「ロンリー・チャップリン」は、銀座の宝飾店のCMソングとして起用されるとじわじわとチャートが上がり、男女がペアで歌うデュエット曲の定番になっていった。筆者自身も、このデュエット曲が好きになり歌いたくなって、まずは嫌がる弟をカラオケ店に連れていきトライしてみたのだが、鈴木姉弟のような音楽的センスが私たちにはなかった。以後、姉弟でカラオケに行くことはない。
鈴木雅之45周年に際し、「ファン900人が選ぶ最強人気曲トップ10」というアンケート結果が、あるレコード会社から発表された。それによると、ナンバーワンに輝いたのが何と「ロンリー・チャップリン」だった。50代の女性は、──カラオケ全盛期のバブル時代、この曲をよく歌いました。でもマーチン(雅之)のパートをきちんとハモれる男性が少ないんです──などのメッセージも寄せられていたが、これにも頷いてしまった。

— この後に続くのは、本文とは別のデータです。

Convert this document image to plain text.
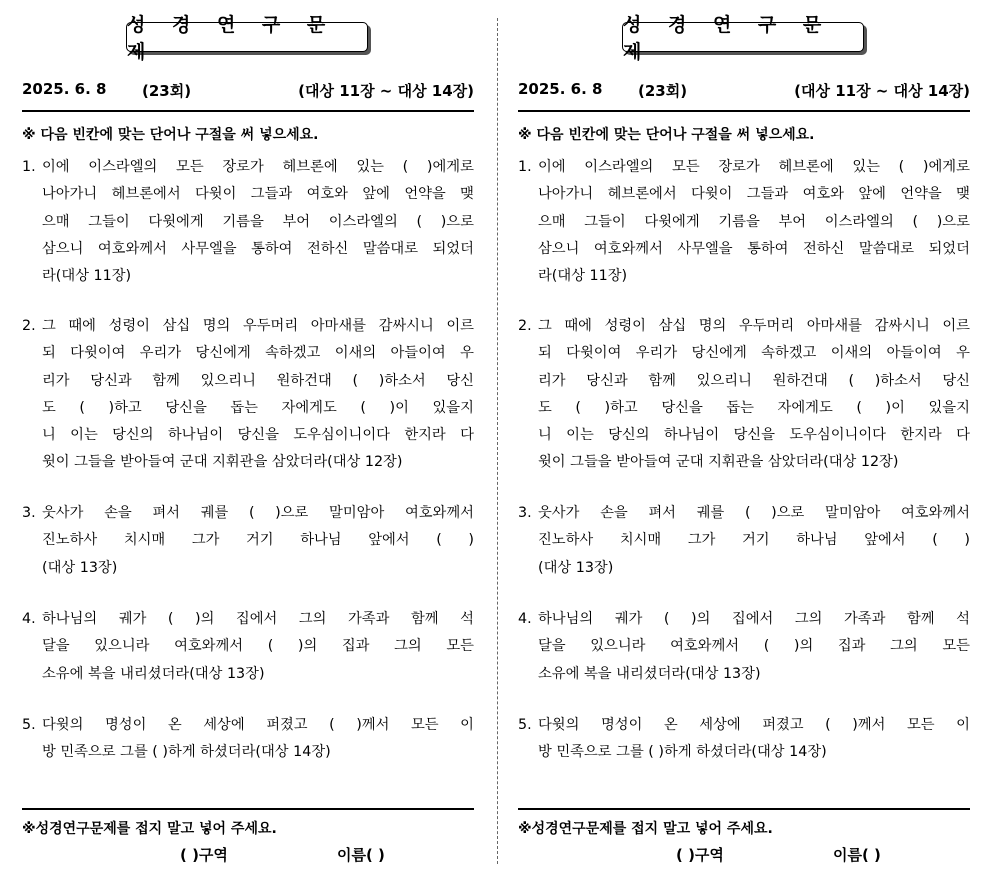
성 경 연 구 문 제
2025. 6. 8 (23회)	(대상 11장 ~ 대상 14장)
※ 다음 빈칸에 맞는 단어나 구절을 써 넣으세요.
1. 이에 이스라엘의 모든 장로가 헤브론에 있는 ( )에게로
나아가니 헤브론에서 다윗이 그들과 여호와 앞에 언약을 맺
으매 그들이 다윗에게 기름을 부어 이스라엘의 ( )으로
삼으니 여호와께서 사무엘을 통하여 전하신 말씀대로 되었더
라(대상 11장)
2. 그 때에 성령이 삼십 명의 우두머리 아마새를 감싸시니 이르
되 다윗이여 우리가 당신에게 속하겠고 이새의 아들이여 우
리가 당신과 함께 있으리니 원하건대 ( )하소서 당신
도 ( )하고 당신을 돕는 자에게도 ( )이 있을지
니 이는 당신의 하나님이 당신을 도우심이니이다 한지라 다
윗이 그들을 받아들여 군대 지휘관을 삼았더라(대상 12장)
3. 웃사가 손을 펴서 궤를 ( )으로 말미암아 여호와께서
진노하사 치시매 그가 거기 하나님 앞에서 ( )
(대상 13장)
4. 하나님의 궤가 ( )의 집에서 그의 가족과 함께 석
달을 있으니라 여호와께서 ( )의 집과 그의 모든
소유에 복을 내리셨더라(대상 13장)
5. 다윗의 명성이 온 세상에 퍼졌고 ( )께서 모든 이
방 민족으로 그를 ( )하게 하셨더라(대상 14장)
※성경연구문제를 접지 말고 넣어 주세요.
( )구역	이름( )
성 경 연 구 문 제
2025. 6. 8 (23회)	(대상 11장 ~ 대상 14장)
※ 다음 빈칸에 맞는 단어나 구절을 써 넣으세요.
1. 이에 이스라엘의 모든 장로가 헤브론에 있는 ( )에게로
나아가니 헤브론에서 다윗이 그들과 여호와 앞에 언약을 맺
으매 그들이 다윗에게 기름을 부어 이스라엘의 ( )으로
삼으니 여호와께서 사무엘을 통하여 전하신 말씀대로 되었더
라(대상 11장)
2. 그 때에 성령이 삼십 명의 우두머리 아마새를 감싸시니 이르
되 다윗이여 우리가 당신에게 속하겠고 이새의 아들이여 우
리가 당신과 함께 있으리니 원하건대 ( )하소서 당신
도 ( )하고 당신을 돕는 자에게도 ( )이 있을지
니 이는 당신의 하나님이 당신을 도우심이니이다 한지라 다
윗이 그들을 받아들여 군대 지휘관을 삼았더라(대상 12장)
3. 웃사가 손을 펴서 궤를 ( )으로 말미암아 여호와께서
진노하사 치시매 그가 거기 하나님 앞에서 ( )
(대상 13장)
4. 하나님의 궤가 ( )의 집에서 그의 가족과 함께 석
달을 있으니라 여호와께서 ( )의 집과 그의 모든
소유에 복을 내리셨더라(대상 13장)
5. 다윗의 명성이 온 세상에 퍼졌고 ( )께서 모든 이
방 민족으로 그를 ( )하게 하셨더라(대상 14장)
※성경연구문제를 접지 말고 넣어 주세요.
( )구역	이름( )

因みにトップテンにランキングされたのは、10位「街角トワイライト」、9位「別れの街」、8位「ガラス越しに消えた夏」、7位「ランナウェイ」、6位「違う、そうじゃない」、5位「め組のひと」、4位「夢で逢えたら」、3位「もう涙はいらない」、2位「恋人」となっている。どの曲もサビが浮かんでくる。
45年間一筋に歌い続けて来た鈴木雅之は、サングラスと口ひげという出で立ちで、それを一貫しているのも見事だ。これからも痛みも優しさもいろいろな思いをすべてキャッチボールできるラブソングを歌い続けてくれることだろう。